What is Cluster Analysis?
Cluster analysis refers to algorithms that group similar objects into groups called clusters. The endpoint of cluster analysis is a set of clusters, where each cluster is distinct from each other cluster, and the objects within each cluster are broadly similar to each other. For example, in the scatterplot below, two clusters are shown, one by filled circles and one by unfilled circles.
The required data for cluster analysis
Typically, cluster analysis is performed on a table of raw data, where each row represents an object and the columns represent quantitative characteristic of the objects. These quantitative characteristics are called clustering variables. For example, in the table below there are 18 objects, and there are two clustering variables, x and y. Cluster analysis an also be performed using data in a distance matrix.
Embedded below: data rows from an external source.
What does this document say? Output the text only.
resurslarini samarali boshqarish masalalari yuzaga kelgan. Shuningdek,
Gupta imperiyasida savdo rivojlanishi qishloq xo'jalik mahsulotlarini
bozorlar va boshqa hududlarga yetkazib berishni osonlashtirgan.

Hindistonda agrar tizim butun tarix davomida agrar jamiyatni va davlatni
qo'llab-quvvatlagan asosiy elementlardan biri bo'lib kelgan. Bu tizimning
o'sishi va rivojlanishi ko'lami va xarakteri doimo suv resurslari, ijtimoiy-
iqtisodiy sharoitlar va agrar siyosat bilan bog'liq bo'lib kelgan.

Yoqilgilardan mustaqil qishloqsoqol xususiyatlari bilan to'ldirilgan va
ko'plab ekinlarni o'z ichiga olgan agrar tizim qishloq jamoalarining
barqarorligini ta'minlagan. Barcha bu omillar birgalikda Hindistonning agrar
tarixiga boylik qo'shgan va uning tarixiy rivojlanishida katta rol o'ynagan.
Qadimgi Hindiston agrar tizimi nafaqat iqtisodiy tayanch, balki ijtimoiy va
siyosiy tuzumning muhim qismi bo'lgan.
Why is cluster analysis used?
In the example above, it is easy to detect the existence of the clusters visually because the plot shows only two dimensions of data. Typically, cluster analysis is performed when the data is performed with high-dimensional data (e.g., 30 variables), where there is no good way to visualize all the data.
The outputs from k-means cluster analysis
The main output from cluster analysis is a table showing the mean values of each cluster on the clustering variables. The table of means for the data examined in this article is shown below.
A second output shows which object has been classified into which cluster, as shown below. Other outputs include plots and diagnostics designed to assess how much variation exists within and between clusters.
Cluster analysis algorithms
Cluster analysis is a computationally hard problem. For most real-world problems, computers are not able to examine all the possible ways in which objects can be grouped into clusters. Thousands of algorithms have been developed that attempt to provide approximate solutions to the problem. The three main ones are:
- Hierarchical clustering. This technique starts by treating each object as a separate cluster. Then, it repeatedly executes the following two steps: (1) identify the two clusters that are closest together, and (2) merge the two most similar clusters. This continues until all the clusters are merged together.
Try your own Hierarchical Cluster Analysis
- k-means cluster analysis. This technique requires the user to specify a required number of clusters. Initially, observations are allocated to clusters using some arbitrary process (e.g., randomly). Then, the cluster means are computed, and objects are allocated to the closest cluster. These last two steps are repeated until the clusters do not change.
- Latent class analysis. In terms of process, this is like k-means, except that it can be used with both numeric and non-numeric data.